For the girl child, in many cases when a girl messes up at school, others – especially boys – will laugh at her, calling her names, ridiculing and even bullying her until she decides never to step into the school yard ever again. The results of this are devastating: low self-esteem, self-pity, fear and being a school dropout could result in teenage pregnancy.
Some girls will tell you they stay at home for the duration of their menstruation, while others would feel they are too embarrassed to go back to school after other school kids laughed at them when they “messed up”.
This is a sad reality and a hindrance to many girl children finishing their schooling.
In some schools, female teachers have now taken it upon themselves to ensure that they fork out a certain percentage from their salaries to help girl children attain their education.
This is a humanitarian gesture for women, by women who have the future of the girl child at heart. At Mangetti Dune in Tsumkwe a group of female teachers usually contribute N$400 per month to buy toiletries, mostly sanitation pads, roll-on deodorant and soap for needy girl children.
Among the beneficiary children are those aged from around twelve, the age when they start to menstruate. The number of needy children being assisted varies every month and at times up to twenty children could be assisted.
The principal of Mangetti Dune in Tsumkwe Constituency of the Otjozondjupa Region, Menesia Gomes, is one of the few who should be commended for carrying the future of girl children at their schools on their shoulders.
Together with other female teachers, Gomes ensures that every month when they are paid they put together a certain amount of money from their salaries to buy sanitary pads for the girl children at their school.
“In the past many girl children would miss classes when they were having their periods because they did not have money to buy pads. We started holding meetings with the girls, explaining to them that they must be open to us teachers as we will also be open to them because we are all women, so that we can help them. They started coming one by one. Today, we do not have girls missing classes as a result of that.
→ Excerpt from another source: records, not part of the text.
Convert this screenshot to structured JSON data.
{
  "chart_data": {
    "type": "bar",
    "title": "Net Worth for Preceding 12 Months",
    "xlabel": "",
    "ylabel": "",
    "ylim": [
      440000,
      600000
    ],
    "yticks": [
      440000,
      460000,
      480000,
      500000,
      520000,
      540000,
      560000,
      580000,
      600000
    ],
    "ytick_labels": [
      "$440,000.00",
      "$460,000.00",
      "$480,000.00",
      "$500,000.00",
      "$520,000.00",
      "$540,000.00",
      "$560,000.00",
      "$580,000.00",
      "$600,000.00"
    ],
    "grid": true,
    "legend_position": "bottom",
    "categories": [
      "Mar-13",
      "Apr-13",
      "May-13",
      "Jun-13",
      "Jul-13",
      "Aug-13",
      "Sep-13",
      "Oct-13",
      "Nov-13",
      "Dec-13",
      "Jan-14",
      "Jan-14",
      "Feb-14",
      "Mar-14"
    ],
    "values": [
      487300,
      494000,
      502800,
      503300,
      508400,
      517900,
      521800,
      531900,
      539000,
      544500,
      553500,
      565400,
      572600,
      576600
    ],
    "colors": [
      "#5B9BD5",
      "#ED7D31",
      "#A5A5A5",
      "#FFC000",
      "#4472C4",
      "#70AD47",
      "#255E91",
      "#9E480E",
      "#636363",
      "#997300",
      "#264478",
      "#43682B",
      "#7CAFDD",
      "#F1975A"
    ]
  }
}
They are now very open,” she said.
She said girls are now given a leeway to approach teachers when they are in need of sanitary pads.
At another school in the marginalized community of Ovatue in the Epupa Constituency of Kunene Region, Kapirikua Korukuze who teaches Grade 4 narrates to us how the female teachers also sometimes help the girl children with pads.
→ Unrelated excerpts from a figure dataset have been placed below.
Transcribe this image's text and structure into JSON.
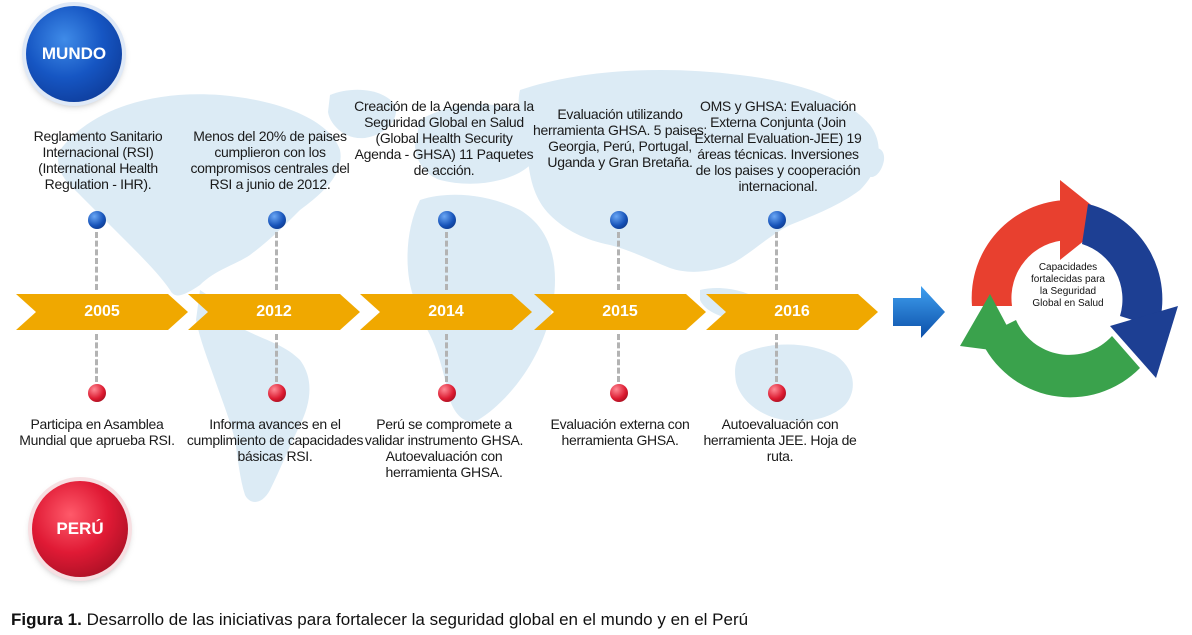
{
  "circles": {
    "mundo": "MUNDO",
    "peru": "PERÚ"
  },
  "timeline": [
    {
      "year": "2005",
      "mundo_text": "Reglamento Sanitario Internacional (RSI) (International Health Regulation - IHR).",
      "peru_text": "Participa en Asamblea Mundial que aprueba RSI."
    },
    {
      "year": "2012",
      "mundo_text": "Menos del 20% de paises cumplieron con los compromisos centrales del RSI a junio de 2012.",
      "peru_text": "Informa avances en el cumplimiento de capacidades básicas RSI."
    },
    {
      "year": "2014",
      "mundo_text": "Creación de la Agenda para la Seguridad Global en Salud (Global Health Security Agenda - GHSA) 11 Paquetes de acción.",
      "peru_text": "Perú se compromete a validar instrumento GHSA. Autoevaluación con herramienta GHSA."
    },
    {
      "year": "2015",
      "mundo_text": "Evaluación utilizando herramienta GHSA. 5 paises: Georgia, Perú, Portugal, Uganda y Gran Bretaña.",
      "peru_text": "Evaluación externa con herramienta GHSA."
    },
    {
      "year": "2016",
      "mundo_text": "OMS y GHSA: Evaluación Externa Conjunta (Join External Evaluation-JEE) 19 áreas técnicas. Inversiones de los paises y cooperación internacional.",
      "peru_text": "Autoevaluación con herramienta JEE. Hoja de ruta."
    }
  ],
  "cycle_label": "Capacidades fortalecidas para la Seguridad Global en Salud",
  "caption": {
    "prefix": "Figura 1.",
    "text": "Desarrollo de las iniciativas para fortalecer la seguridad global en el mundo y en el Perú"
  },
  "colors": {
    "banner": "#f0a800",
    "mundo": "#1656c3",
    "peru": "#e01a35",
    "map": "#dcebf5",
    "cycle_red": "#e8402f",
    "cycle_blue": "#1d3f93",
    "cycle_green": "#3aa24c"
  }
}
“If we do not help them, they stay home and this will mean many of our classes will not have girls. We just have to help them when we can, otherwise they will continue to drop out of school,” she said.
Some girls will tell you they used to stay at home or in their hostel rooms for the entire duration of their menstruation and pretended to be sick.
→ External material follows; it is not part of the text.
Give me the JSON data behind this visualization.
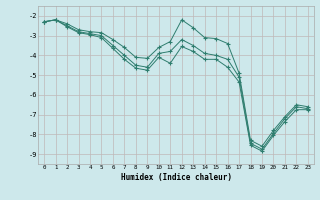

While others would feel they were too embarrassed to go back to school after other children laughed at them when they saw bloody stains on their skirts.
This is a reality and a hindrance to many of the girl children in achieving their dreams. Perhaps there are many cases of this kind, and perhaps many girl children have lost their educational opportunities due to this factor.
In order to help the girl children whose dreams are likely to be shattered, perhaps the Ministry of Basic Education, Arts and Culture should consider making sanitary pads a part of the school toiletries to be purchased just like toilet paper.
This can help girl children, especially in the marginalized communities who have no means to obtain sanitary pads.
It will also help girl children to be open to their teachers and matrons on other women-related issues so that other related problems can be avoided in future.
They say when you educate a girl child you educate the whole nation, therefore tackling issues that prevent girl children from attaining their education is praiseworthy.
These teachers who are providing extraordinary assistance to help keep the girl children in school are indeed our heroes.